We reported in the last edition on the judgment in the Northern Ireland case McLaughlin and Harvey, in which a framework agreement was set aside following breaches of the Regulations around award criteria. While the judge acknowledged that, once a public contract has been entered into, the Regulations only permit the award of damages as a remedy, in McLaughlin he held that this restriction applied only to “public contracts” proper and not to framework agreements.
This precedent has been followed recently in another Northern Ireland case, Henry Bros, where a framework agreement was set aside following breaches of the Regulations. The court took the McLaughlin judgment slightly further, by distinguishing between “framework contracts” which establish all the terms binding the parties at call-off stage, and “framework agreements” in the strict sense, which leave certain of the terms to be established via a mini-competition at the call-off stage.
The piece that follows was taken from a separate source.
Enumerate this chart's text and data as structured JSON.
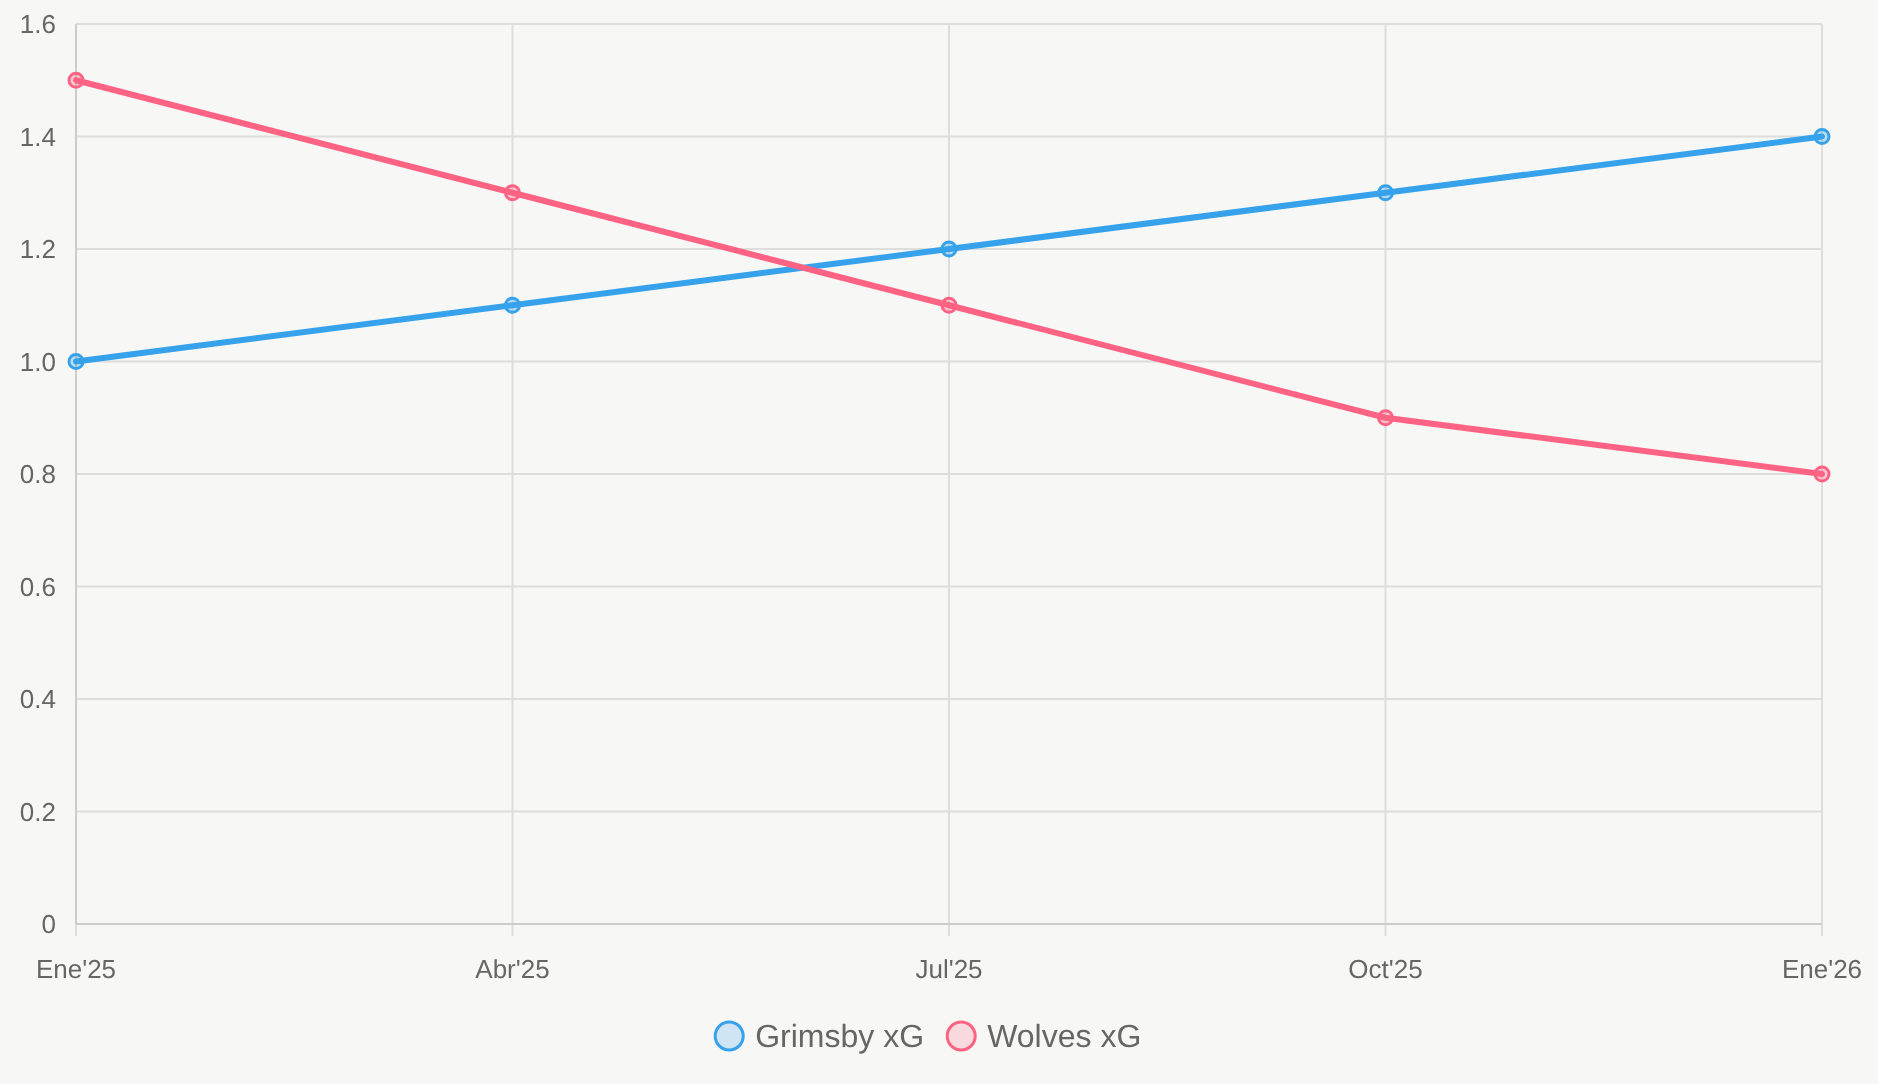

Following guidance from the European Commission and the McLaughlin decision, the judge in Henry Bros decided that “framework agreements” which leave some of their terms undecided are not “public contracts” and so may be set aside even after they have been entered into.
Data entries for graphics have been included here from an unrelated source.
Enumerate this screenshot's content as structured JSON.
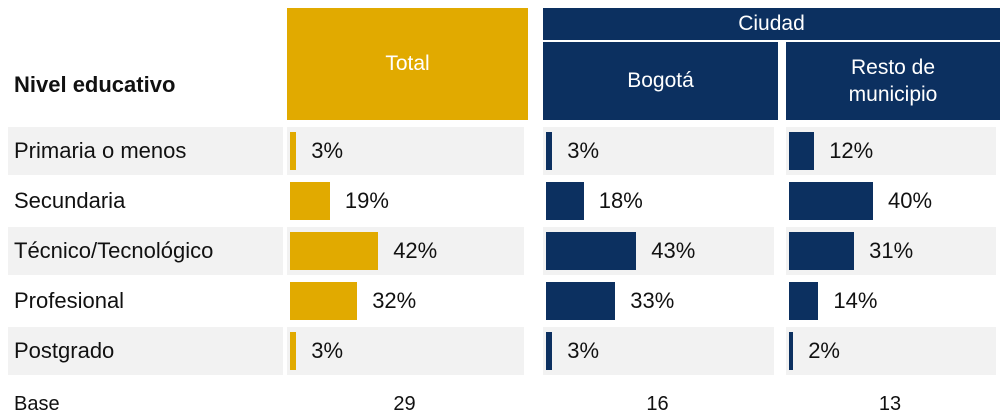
{
  "chart_data": {
    "type": "bar",
    "row_header": "Nivel educativo",
    "group_header": "Ciudad",
    "categories": [
      "Primaria o menos",
      "Secundaria",
      "Técnico/Tecnológico",
      "Profesional",
      "Postgrado"
    ],
    "series": [
      {
        "name": "Total",
        "color": "#e1aa00",
        "values": [
          3,
          19,
          42,
          32,
          3
        ],
        "value_labels": [
          "3%",
          "19%",
          "42%",
          "32%",
          "3%"
        ],
        "base": 29
      },
      {
        "name": "Bogotá",
        "color": "#0c3060",
        "group": "Ciudad",
        "values": [
          3,
          18,
          43,
          33,
          3
        ],
        "value_labels": [
          "3%",
          "18%",
          "43%",
          "33%",
          "3%"
        ],
        "base": 16
      },
      {
        "name": "Resto de municipio",
        "color": "#0c3060",
        "group": "Ciudad",
        "values": [
          12,
          40,
          31,
          14,
          2
        ],
        "value_labels": [
          "12%",
          "40%",
          "31%",
          "14%",
          "2%"
        ],
        "base": 13
      }
    ],
    "base_label": "Base"
  }
}
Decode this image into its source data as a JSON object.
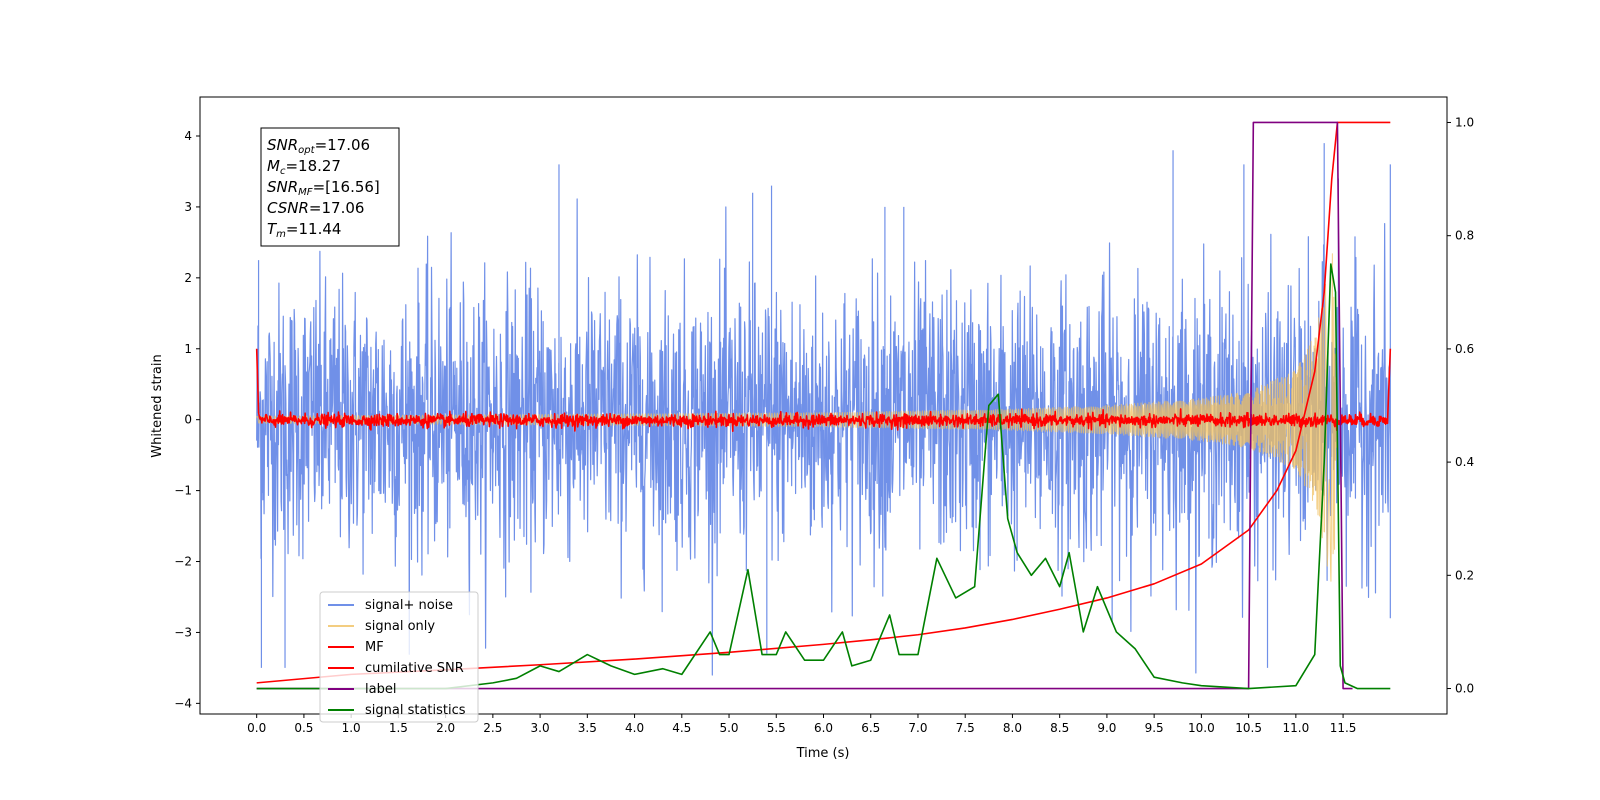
{
  "chart_data": {
    "type": "line",
    "xlabel": "Time (s)",
    "ylabel": "Whitened strain",
    "xlim": [
      -0.6,
      12.6
    ],
    "ylim": [
      -4.15,
      4.55
    ],
    "ylim_right": [
      -0.045,
      1.045
    ],
    "x_ticks": [
      0.0,
      0.5,
      1.0,
      1.5,
      2.0,
      2.5,
      3.0,
      3.5,
      4.0,
      4.5,
      5.0,
      5.5,
      6.0,
      6.5,
      7.0,
      7.5,
      8.0,
      8.5,
      9.0,
      9.5,
      10.0,
      10.5,
      11.0,
      11.5
    ],
    "x_tick_labels": [
      "0.0",
      "0.5",
      "1.0",
      "1.5",
      "2.0",
      "2.5",
      "3.0",
      "3.5",
      "4.0",
      "4.5",
      "5.0",
      "5.5",
      "6.0",
      "6.5",
      "7.0",
      "7.5",
      "8.0",
      "8.5",
      "9.0",
      "9.5",
      "10.0",
      "10.5",
      "11.0",
      "11.5"
    ],
    "y_ticks": [
      4,
      3,
      2,
      1,
      0,
      -1,
      -2,
      -3,
      -4
    ],
    "y_tick_labels": [
      "4",
      "3",
      "2",
      "1",
      "0",
      "−1",
      "−2",
      "−3",
      "−4"
    ],
    "y_ticks_right": [
      1.0,
      0.8,
      0.6,
      0.4,
      0.2,
      0.0
    ],
    "y_tick_labels_right": [
      "1.0",
      "0.8",
      "0.6",
      "0.4",
      "0.2",
      "0.0"
    ],
    "grid": false,
    "legend_position": "lower-left",
    "annotation": [
      {
        "sym": "SNR",
        "sub": "opt",
        "val": "=17.06"
      },
      {
        "sym": "M",
        "sub": "c",
        "val": "=18.27"
      },
      {
        "sym": "SNR",
        "sub": "MF",
        "val": "=[16.56]"
      },
      {
        "sym": "CSNR",
        "sub": "",
        "val": "=17.06"
      },
      {
        "sym": "T",
        "sub": "m",
        "val": "=11.44"
      }
    ],
    "series": [
      {
        "name": "signal+ noise",
        "color": "#7090e8",
        "axis": "left",
        "description": "whitened noise plus signal, roughly N(0, 1) with peaks up to about 3.8",
        "x_range": [
          0.0,
          12.0
        ],
        "peak_samples": [
          [
            0.02,
            2.25
          ],
          [
            0.05,
            -3.5
          ],
          [
            0.3,
            -3.5
          ],
          [
            3.2,
            3.6
          ],
          [
            5.25,
            3.2
          ],
          [
            5.4,
            -3.3
          ],
          [
            5.45,
            3.3
          ],
          [
            6.65,
            3.0
          ],
          [
            6.85,
            3.0
          ],
          [
            9.7,
            3.8
          ],
          [
            10.45,
            3.6
          ],
          [
            10.7,
            -3.5
          ],
          [
            11.3,
            3.9
          ],
          [
            11.45,
            3.4
          ],
          [
            12.0,
            3.6
          ],
          [
            12.0,
            -2.8
          ]
        ]
      },
      {
        "name": "signal only",
        "color": "#f0c060",
        "axis": "left",
        "description": "chirp whose amplitude grows until merger near 11.44 s",
        "envelope": [
          [
            0.0,
            0.05
          ],
          [
            6.0,
            0.1
          ],
          [
            8.0,
            0.15
          ],
          [
            9.0,
            0.2
          ],
          [
            9.5,
            0.25
          ],
          [
            10.0,
            0.3
          ],
          [
            10.5,
            0.4
          ],
          [
            11.0,
            0.7
          ],
          [
            11.2,
            1.2
          ],
          [
            11.3,
            1.8
          ],
          [
            11.35,
            2.2
          ],
          [
            11.4,
            2.4
          ],
          [
            11.44,
            0.0
          ]
        ]
      },
      {
        "name": "MF",
        "color": "#ff0000",
        "axis": "left",
        "description": "matched-filter output, near 0 with an initial spike of 1.0",
        "points": [
          [
            0.0,
            1.0
          ],
          [
            0.02,
            0.1
          ],
          [
            0.05,
            -0.02
          ],
          [
            12.0,
            -0.02
          ],
          [
            12.0,
            1.0
          ]
        ]
      },
      {
        "name": "cumilative SNR",
        "color": "#ff0000",
        "axis": "right",
        "points": [
          [
            0.0,
            0.01
          ],
          [
            1.0,
            0.025
          ],
          [
            2.0,
            0.033
          ],
          [
            3.0,
            0.042
          ],
          [
            4.0,
            0.052
          ],
          [
            5.0,
            0.064
          ],
          [
            6.0,
            0.078
          ],
          [
            6.5,
            0.086
          ],
          [
            7.0,
            0.095
          ],
          [
            7.5,
            0.107
          ],
          [
            8.0,
            0.122
          ],
          [
            8.5,
            0.14
          ],
          [
            9.0,
            0.16
          ],
          [
            9.5,
            0.185
          ],
          [
            10.0,
            0.22
          ],
          [
            10.5,
            0.28
          ],
          [
            10.8,
            0.35
          ],
          [
            11.0,
            0.42
          ],
          [
            11.2,
            0.56
          ],
          [
            11.3,
            0.7
          ],
          [
            11.38,
            0.9
          ],
          [
            11.44,
            1.0
          ],
          [
            12.0,
            1.0
          ]
        ]
      },
      {
        "name": "label",
        "color": "#800080",
        "axis": "right",
        "points": [
          [
            0.0,
            0.0
          ],
          [
            10.5,
            0.0
          ],
          [
            10.55,
            1.0
          ],
          [
            11.44,
            1.0
          ],
          [
            11.5,
            0.0
          ],
          [
            11.6,
            0.0
          ]
        ]
      },
      {
        "name": "signal statistics",
        "color": "#008000",
        "axis": "right",
        "points": [
          [
            0.0,
            0.0
          ],
          [
            2.0,
            0.0
          ],
          [
            2.5,
            0.01
          ],
          [
            2.75,
            0.018
          ],
          [
            3.0,
            0.04
          ],
          [
            3.2,
            0.03
          ],
          [
            3.3,
            0.04
          ],
          [
            3.5,
            0.06
          ],
          [
            3.75,
            0.04
          ],
          [
            4.0,
            0.025
          ],
          [
            4.3,
            0.035
          ],
          [
            4.5,
            0.025
          ],
          [
            4.8,
            0.1
          ],
          [
            4.9,
            0.06
          ],
          [
            5.0,
            0.06
          ],
          [
            5.2,
            0.21
          ],
          [
            5.35,
            0.06
          ],
          [
            5.5,
            0.06
          ],
          [
            5.6,
            0.1
          ],
          [
            5.8,
            0.05
          ],
          [
            6.0,
            0.05
          ],
          [
            6.2,
            0.1
          ],
          [
            6.3,
            0.04
          ],
          [
            6.5,
            0.05
          ],
          [
            6.7,
            0.13
          ],
          [
            6.8,
            0.06
          ],
          [
            7.0,
            0.06
          ],
          [
            7.2,
            0.23
          ],
          [
            7.4,
            0.16
          ],
          [
            7.6,
            0.18
          ],
          [
            7.75,
            0.5
          ],
          [
            7.85,
            0.52
          ],
          [
            7.95,
            0.3
          ],
          [
            8.05,
            0.24
          ],
          [
            8.2,
            0.2
          ],
          [
            8.35,
            0.23
          ],
          [
            8.5,
            0.18
          ],
          [
            8.6,
            0.24
          ],
          [
            8.75,
            0.1
          ],
          [
            8.9,
            0.18
          ],
          [
            9.1,
            0.1
          ],
          [
            9.3,
            0.07
          ],
          [
            9.5,
            0.02
          ],
          [
            9.8,
            0.01
          ],
          [
            10.0,
            0.005
          ],
          [
            10.5,
            0.0
          ],
          [
            11.0,
            0.005
          ],
          [
            11.2,
            0.06
          ],
          [
            11.3,
            0.4
          ],
          [
            11.37,
            0.75
          ],
          [
            11.42,
            0.7
          ],
          [
            11.47,
            0.04
          ],
          [
            11.52,
            0.01
          ],
          [
            11.65,
            0.0
          ],
          [
            12.0,
            0.0
          ]
        ]
      }
    ]
  }
}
Contracting authorities should once again note that there is therefore no guarantee that a framework agreement will not be set aside, even if it has been entered into. If the Henry Bros reasoning is followed, however, then it seems there is less likelihood of a court setting aside a framework if it contains all the terms that bind the parties. The judgment obviously raises questions around the extent to which “all” the terms must be contained within the framework, because in practice most frameworks leave at least some terms to be established further down the line; future case law will doubtless consider this question.
Unlike in the McLaughlin case, call-off contracts had actually already been awarded under the Henry Bros framework agreement. The court will decide how to deal with this issue at a later stage, although it is common ground that specific public contracts that have already been called off may not be set aside, and that the only remedy available if they were awarded in breach of the Regulations is the award of damages. The logical assumption would seem to be that, if the underlying framework agreement was illegally entered into without proper competition, then presumably any specific public contracts called off under it are similarly tainted. We will report further on this issue when the court has reached a judgment.